Most have been blown away. Partly by Gore, who is warm, human, witty, at times moving, and who gives the best explanation of the issue I have seen. Partly by some spectacular photography and some stunning graphics. But mostly by the compelling evidence he presents.

Gore worries why politicians and governments have been so slow. Such was his "faith in the democratic system", he says, that he thought the mere emergence of the facts would be enough to spark a "sea-change in Congress.

He comes to a somewhat charitable conclusion: "If an issue is not on the tip of their constituents' tongues it is easy for them to ignore it". But there is a hole at heart of the argument, a huge opportunity missed, for Gore tells us nothing of his failure when he himself was in power.

He tells us how he was one of the first people to become concerned about global warming, as a university student taught by one of the scientists who first identified what was happening. And he recounts how he held Congressional hearings on the issue and ran for President partly to highlight it.
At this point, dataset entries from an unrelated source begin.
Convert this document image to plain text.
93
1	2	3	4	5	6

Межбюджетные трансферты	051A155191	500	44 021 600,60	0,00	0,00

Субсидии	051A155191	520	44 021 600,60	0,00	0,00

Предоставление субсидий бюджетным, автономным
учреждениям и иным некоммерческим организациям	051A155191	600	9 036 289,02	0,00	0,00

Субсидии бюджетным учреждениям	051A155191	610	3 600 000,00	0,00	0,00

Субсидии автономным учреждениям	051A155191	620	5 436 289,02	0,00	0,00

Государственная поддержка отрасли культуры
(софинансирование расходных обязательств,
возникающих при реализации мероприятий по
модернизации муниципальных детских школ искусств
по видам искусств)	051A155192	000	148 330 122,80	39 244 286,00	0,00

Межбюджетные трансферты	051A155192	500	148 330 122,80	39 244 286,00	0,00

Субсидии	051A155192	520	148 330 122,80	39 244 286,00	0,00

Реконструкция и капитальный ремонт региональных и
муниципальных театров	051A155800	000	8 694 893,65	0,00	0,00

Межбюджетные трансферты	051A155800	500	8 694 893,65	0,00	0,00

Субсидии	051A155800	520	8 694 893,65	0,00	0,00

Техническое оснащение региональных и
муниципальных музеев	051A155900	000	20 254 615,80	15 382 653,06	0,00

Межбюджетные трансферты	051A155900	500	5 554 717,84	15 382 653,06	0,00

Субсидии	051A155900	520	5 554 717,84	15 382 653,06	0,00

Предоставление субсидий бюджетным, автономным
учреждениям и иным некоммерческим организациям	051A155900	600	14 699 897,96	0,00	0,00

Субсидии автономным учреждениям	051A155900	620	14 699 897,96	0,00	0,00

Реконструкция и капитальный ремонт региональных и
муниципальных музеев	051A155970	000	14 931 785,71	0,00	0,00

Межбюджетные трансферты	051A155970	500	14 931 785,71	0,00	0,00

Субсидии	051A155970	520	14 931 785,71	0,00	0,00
But he glosses over his own time in office, when he was put in charge of environmental policy by President Clinton. Even then, the US dragged its feet in the climate negotiations. Worse, its carbon dioxide emissions shot up far faster than at any time in modern history - by 15 per cent, compared to just 1.65 per cent during the Toxic Texan's first term.

If Gore had stuck to his principles, however, he would almost certainly now have been President; Ralph Nader would not - and could not - have run against him on a green ticket, so denying him Florida.

His friends say that he has figured this out, and he has certainly worked his penance - trudging round the country to give the lecture now featured in the film at least a thousand times.

But it is important that he comes clean. Not just for the cause of truth he espouses, but because a new generation of politicians - including David Cameron - are making the issue their own. Who better to teach them about the difficulties they may face in office, and about the costs - both to themselves and the world - of failing to implement their beliefs?